Bemdito

Tempo de dúvida no mercado de trabalho

No trabalho, antes a dúvida que a dívida; mas o que iremos fazer para continuar com os milagres virtuais operados?
POR Cláudio Sena

Não me considero bom em previsões, sobretudo na ausência de fundamentação e dados críveis, porém, numa eu creio que tenha acertado: mesmo sem ter emprego para todos, vamos trabalhar mais. Ok, meio óbvio talvez. De qualquer modo, permita me vangloriar por ter acertado o cenário que, justamente neste momento, quando vislumbramos uma melhoria na situação da pandemia, isso iria ocorrer, sobretudo pela soma do trabalho no ambiente virtual e fora dele. 

Fomos tomados pelo desespero quando acometidos pela pandemia. Inclusive nos aspectos que tangem a manutenção dos nossos empregos ou nas maneiras de subsistência e, para muitos, de sobrevivência. A maioria dos serviços, tendo a força do braço e a potência da garganta como principal meio de propaganda, encontrou na Internet meios de continuidade. Pelo perrengue ou pela adaptação, mas também pela profissionalização das tecnologias de informação da comunicação. 

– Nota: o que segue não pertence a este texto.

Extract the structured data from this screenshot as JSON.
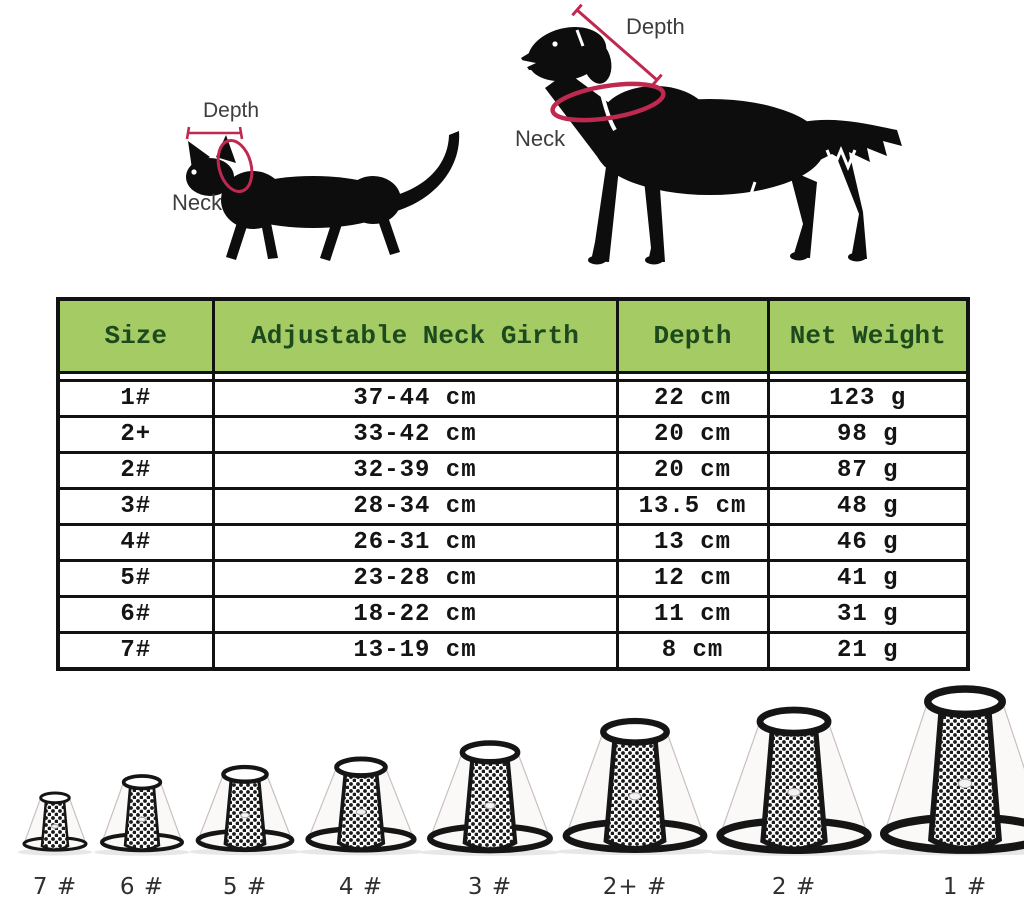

Basta ligar a televisão e assistir à matéria do telejornal, correr a página do site de negócios, lá estão eles e elas: vendedores de tapioca, confeccionadoras de bonecos de crochê, professores de yoga, psicólogos, professores, todos e todas vendendo seu tempo para produção e divulgação de conteúdo, além, é claro, de estar prestando serviços. E vale tudo para manter a chama acesa no relacionamento com consumidor.

Os grandes também encontraram seus caminhos, talvez por métodos mais sistemáticos e planejados, porém, geralmente, com altos investimentos financeiros. Empresas de 100, 1000 funcionários, literalmente, do dia para noite, mandando a equipe para casa e sendo obrigadas a funcionar de um jeito ou de outro. Isso, as que podiam tomar tal atitude. Desafio para duplicar a dose de ansiolítico de qualquer gestor de departamento menos acostumado às intempéries. O fato é que, ao seu modo, cada um fez seus sacrifícios. Alguns também não resistiram. Infelizmente. 

No quadro atual, onde as mãos de muitos trabalhadores passam a ocupar o balcão da loja, mas também o mouse do computador ou o telefone celular, vivemos um período de transição. Alguns decidiram que “chega de pandemia”. Outros assistem pasmos a esta decisão. 

Em parte, voltamos aos postos de trabalho com um pé e deixamos o outro em casa, ainda conectado ao ofício diário. Foi natural correr para as redes sociais e plataformas no objetivo de manter empregos e clientes, um processo totalmente compreensível diante do risco maior. Mas agora, o que fazer? Como a internet não fecha de 19h às 8h, nos resta repensar nossa relação com o nosso ganha-pão, para que não sejamos também agraciados com jornadas triplas de trabalho como brinde. 

O que iremos fazer para continuar com os milagres virtuais operados? Os empreendedores de ocasião irão pelejar para alimentar suas contas de Instagram e, ao mesmo tempo, atender na esquina do bairro? Os grandes farão o quê com seus empregados flexíveis à força e com os clientes que não se decidiram entre a presença física ou a virtualidade? Para turvar o cenário já nebuloso, cada indivíduo tem suas complexidades e preferências, sem contar o espaço físico variando entre sofisticados home offices e a mesa da cozinha do miúdo apartamento em obra.

Desse jeito, neste momento, o trabalhador não sabe se parcela a cadeira gamer, se investe no microfone e na câmera, se torce para voltar ao escritório de máscara. Os clientes, aqueles mais impacientes, não estão preocupados, e querem ser bem atendidos. Os grandes aguardam para mover suas engrenagens de modo estratégico. Desculpa me gabar novamente, mas, como já disse, eu sabia que isso ia acontecer.

Cláudio Sena

Doutor em sociologia, professor, pesquisador e publicitário, é mestre em Ciências da Comunicação pela Universidade do Porto.